The measures governments implemented to offset the effects of lockdowns may have also contributed to inflation. Governments have passed major stimulus packages to keep the economy running. While these measures have been crucial in avoiding or limiting disastrous recessions, economists believe that they may have over-corrected, causing the economy to "over-heat," boosting demand at a rate too fast for the economy to adjust to.
Federal Reserve Interest Rates
In addition, since the 2008 financial crisis crashed the world economy, central banks have generally been keeping interest rates at historically low rates to encourage economic growth. Interest rates were even lower during the pandemic, hovering around 0%. However, prices began to rise around the middle of 2021, but the Federal Reserve did not begin raising interest rates until March 2022. As of February 2023, the interest rate in the US is 4.5-4.75%. Economists say that the Federal Reserve should have responded earlier to rising prices, instead of belatedly catching up so many months after the inflationary spiral began.

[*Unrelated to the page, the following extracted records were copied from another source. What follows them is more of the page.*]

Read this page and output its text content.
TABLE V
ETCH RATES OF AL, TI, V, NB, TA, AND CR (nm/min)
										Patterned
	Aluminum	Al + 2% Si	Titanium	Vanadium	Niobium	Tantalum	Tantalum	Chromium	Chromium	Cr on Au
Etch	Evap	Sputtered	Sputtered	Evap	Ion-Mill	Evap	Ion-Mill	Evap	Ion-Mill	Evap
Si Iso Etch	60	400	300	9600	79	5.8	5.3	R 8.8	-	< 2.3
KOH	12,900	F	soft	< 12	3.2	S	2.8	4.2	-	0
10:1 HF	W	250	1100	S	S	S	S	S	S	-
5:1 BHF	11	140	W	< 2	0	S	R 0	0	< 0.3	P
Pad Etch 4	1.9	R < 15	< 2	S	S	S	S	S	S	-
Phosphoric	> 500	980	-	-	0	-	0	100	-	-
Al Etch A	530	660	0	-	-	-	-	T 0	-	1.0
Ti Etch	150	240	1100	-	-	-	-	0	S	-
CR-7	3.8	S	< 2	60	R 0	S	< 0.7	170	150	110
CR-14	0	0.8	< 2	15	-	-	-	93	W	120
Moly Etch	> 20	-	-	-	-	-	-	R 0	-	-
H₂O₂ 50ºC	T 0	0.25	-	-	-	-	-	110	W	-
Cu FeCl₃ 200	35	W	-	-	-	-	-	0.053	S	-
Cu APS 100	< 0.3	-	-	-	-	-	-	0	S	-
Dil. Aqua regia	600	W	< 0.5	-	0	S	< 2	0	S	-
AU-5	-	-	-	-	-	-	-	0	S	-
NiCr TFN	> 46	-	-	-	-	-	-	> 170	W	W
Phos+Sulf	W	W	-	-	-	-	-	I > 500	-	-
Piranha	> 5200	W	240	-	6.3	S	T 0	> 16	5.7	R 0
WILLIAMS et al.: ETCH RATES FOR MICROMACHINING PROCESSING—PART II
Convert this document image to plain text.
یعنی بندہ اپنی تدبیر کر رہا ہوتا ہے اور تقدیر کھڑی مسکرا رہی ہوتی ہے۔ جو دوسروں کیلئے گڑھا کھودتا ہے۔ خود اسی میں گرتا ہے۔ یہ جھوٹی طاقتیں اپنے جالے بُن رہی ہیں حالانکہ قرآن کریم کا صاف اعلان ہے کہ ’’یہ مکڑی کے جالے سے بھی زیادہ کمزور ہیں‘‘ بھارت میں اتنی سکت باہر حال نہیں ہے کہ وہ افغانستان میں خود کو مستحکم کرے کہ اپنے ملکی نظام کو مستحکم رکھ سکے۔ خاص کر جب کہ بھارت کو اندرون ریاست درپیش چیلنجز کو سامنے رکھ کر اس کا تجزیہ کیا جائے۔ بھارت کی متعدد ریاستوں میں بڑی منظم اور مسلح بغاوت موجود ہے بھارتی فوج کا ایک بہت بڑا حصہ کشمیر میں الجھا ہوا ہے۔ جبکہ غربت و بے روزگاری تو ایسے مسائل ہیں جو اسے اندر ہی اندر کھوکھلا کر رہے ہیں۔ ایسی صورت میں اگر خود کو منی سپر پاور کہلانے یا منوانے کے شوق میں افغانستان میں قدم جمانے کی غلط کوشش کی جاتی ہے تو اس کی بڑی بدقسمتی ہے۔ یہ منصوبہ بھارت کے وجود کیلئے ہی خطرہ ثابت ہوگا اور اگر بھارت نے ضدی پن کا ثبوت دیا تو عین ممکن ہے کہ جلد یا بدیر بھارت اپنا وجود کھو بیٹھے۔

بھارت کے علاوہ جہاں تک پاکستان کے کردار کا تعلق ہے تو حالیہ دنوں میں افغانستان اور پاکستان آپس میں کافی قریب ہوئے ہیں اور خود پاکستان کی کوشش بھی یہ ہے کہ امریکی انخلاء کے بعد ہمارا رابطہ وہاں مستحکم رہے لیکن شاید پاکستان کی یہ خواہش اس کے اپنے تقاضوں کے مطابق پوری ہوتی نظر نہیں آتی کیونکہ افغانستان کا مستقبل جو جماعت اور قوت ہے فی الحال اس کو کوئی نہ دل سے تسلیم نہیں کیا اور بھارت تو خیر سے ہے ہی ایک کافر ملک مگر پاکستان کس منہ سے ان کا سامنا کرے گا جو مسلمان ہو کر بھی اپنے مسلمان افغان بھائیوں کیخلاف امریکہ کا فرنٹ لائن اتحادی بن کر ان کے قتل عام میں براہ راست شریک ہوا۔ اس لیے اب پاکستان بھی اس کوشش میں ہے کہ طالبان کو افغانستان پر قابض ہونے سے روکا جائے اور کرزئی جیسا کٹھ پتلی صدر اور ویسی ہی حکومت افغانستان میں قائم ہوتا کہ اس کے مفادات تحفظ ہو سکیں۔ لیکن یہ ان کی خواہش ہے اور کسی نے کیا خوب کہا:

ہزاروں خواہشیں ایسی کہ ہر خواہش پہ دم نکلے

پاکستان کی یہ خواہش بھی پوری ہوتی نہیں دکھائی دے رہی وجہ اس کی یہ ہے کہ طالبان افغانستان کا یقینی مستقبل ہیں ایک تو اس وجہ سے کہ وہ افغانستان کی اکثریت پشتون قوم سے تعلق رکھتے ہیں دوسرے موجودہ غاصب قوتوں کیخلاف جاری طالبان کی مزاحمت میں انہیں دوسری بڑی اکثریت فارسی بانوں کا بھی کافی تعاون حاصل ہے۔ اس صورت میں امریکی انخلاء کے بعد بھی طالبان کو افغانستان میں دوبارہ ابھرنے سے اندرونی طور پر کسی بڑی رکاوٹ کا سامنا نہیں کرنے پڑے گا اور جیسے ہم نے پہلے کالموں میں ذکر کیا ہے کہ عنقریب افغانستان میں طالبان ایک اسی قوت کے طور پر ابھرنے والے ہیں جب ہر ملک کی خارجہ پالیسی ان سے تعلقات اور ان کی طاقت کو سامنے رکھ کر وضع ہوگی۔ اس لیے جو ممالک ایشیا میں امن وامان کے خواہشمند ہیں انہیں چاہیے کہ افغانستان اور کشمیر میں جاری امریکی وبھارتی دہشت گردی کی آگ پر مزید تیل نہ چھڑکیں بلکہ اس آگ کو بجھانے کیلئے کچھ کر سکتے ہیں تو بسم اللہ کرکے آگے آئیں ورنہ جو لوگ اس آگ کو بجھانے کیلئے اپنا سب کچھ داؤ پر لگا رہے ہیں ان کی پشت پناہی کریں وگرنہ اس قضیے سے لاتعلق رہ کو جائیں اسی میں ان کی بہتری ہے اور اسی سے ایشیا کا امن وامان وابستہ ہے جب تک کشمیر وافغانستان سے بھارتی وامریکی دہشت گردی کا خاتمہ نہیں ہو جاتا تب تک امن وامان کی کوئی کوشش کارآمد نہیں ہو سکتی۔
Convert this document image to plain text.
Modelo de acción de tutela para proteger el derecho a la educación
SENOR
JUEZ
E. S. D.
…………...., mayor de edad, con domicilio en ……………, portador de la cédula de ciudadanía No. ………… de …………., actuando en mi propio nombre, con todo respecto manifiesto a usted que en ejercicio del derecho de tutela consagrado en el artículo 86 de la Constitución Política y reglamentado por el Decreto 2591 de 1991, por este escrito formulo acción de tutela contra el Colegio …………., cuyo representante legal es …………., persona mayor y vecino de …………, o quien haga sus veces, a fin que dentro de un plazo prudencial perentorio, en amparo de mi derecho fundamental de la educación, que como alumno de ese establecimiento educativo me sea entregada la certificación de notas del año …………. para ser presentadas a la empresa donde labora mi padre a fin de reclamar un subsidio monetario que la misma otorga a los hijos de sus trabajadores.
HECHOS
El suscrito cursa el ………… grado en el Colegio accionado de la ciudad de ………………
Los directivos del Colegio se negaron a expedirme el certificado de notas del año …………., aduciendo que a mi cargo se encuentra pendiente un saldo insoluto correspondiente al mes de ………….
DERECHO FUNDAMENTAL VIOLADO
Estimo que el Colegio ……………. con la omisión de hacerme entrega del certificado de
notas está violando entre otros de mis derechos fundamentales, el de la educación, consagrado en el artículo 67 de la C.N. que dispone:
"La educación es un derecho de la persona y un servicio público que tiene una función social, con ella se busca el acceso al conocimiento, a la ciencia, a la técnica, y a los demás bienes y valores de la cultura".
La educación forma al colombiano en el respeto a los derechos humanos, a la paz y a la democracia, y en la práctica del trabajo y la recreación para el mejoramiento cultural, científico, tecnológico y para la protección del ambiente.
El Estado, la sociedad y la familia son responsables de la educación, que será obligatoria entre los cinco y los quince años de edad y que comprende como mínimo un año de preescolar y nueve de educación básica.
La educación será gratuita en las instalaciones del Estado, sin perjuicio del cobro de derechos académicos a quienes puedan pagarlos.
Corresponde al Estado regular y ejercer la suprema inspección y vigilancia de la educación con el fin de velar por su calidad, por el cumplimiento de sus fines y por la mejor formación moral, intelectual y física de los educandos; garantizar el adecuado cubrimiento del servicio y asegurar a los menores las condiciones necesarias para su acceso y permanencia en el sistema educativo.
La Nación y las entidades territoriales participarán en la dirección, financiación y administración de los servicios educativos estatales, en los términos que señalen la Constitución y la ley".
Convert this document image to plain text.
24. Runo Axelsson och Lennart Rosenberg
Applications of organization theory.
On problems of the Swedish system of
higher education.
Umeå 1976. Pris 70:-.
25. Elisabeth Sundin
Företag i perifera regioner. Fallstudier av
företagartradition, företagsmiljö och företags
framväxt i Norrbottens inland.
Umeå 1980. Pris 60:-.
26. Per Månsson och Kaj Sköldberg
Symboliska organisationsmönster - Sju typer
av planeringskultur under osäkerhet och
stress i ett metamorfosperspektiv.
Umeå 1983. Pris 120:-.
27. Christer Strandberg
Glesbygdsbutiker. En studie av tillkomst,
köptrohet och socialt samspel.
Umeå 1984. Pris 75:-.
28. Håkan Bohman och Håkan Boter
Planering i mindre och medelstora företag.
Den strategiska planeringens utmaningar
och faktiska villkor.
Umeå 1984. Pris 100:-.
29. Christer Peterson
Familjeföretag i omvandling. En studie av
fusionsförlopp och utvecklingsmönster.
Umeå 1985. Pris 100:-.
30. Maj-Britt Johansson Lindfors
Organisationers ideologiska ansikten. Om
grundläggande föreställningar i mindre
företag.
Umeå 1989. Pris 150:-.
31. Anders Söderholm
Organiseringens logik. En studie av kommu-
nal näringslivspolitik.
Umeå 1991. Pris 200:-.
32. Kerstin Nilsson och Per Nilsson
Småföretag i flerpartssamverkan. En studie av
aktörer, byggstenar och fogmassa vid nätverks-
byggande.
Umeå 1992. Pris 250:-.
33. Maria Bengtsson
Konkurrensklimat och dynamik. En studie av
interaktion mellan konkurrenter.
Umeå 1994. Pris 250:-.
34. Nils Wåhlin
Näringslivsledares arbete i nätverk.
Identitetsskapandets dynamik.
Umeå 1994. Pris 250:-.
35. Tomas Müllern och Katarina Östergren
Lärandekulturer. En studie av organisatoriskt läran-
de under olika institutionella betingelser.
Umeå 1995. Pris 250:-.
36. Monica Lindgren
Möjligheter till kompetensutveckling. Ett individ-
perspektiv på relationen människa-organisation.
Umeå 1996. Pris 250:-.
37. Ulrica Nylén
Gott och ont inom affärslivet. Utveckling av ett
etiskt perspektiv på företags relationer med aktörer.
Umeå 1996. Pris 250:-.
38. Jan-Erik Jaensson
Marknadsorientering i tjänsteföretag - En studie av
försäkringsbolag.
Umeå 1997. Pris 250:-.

Russia's Invasion of Ukraine
Arguably, the biggest contributor to inflation has been Russia’s ongoing invasion of Ukraine which began in February 2022. North American and European sanctions on Russia in response to the war have caused a global fuel and gas shortage. Since fuel is such a hot commodity, the increase in its price will inevitably lead to large-scale price increases across the board. Russia has also restricted its sale of gas to Europe in retaliation. In addition, Russia and Ukraine were both the source of more than a quarter of the world’s wheat and grain. The war has caused severe food shortages worldwide, making food and crops more expensive.
Conclusion
With inflation levels at their current levels, economists fear that high-interest rates may again be necessary to achieve lower prices. For now, the Federal Reserve is keen to tame inflation without engineering a recession. The current chair, Jerome Powell, is hoping to time interest rate increases in such a way as to achieve a "soft landing," bringing inflation back down to 2% without a dramatic increase in unemployment.
However, the Volcker Shock still haunts economics as a lesson in the deadly costs it could take to achieve that goal. If the Fed's current strategy does not pay off, the US, and consequently, the world, may be due for another economic "shock" before prices return to normal.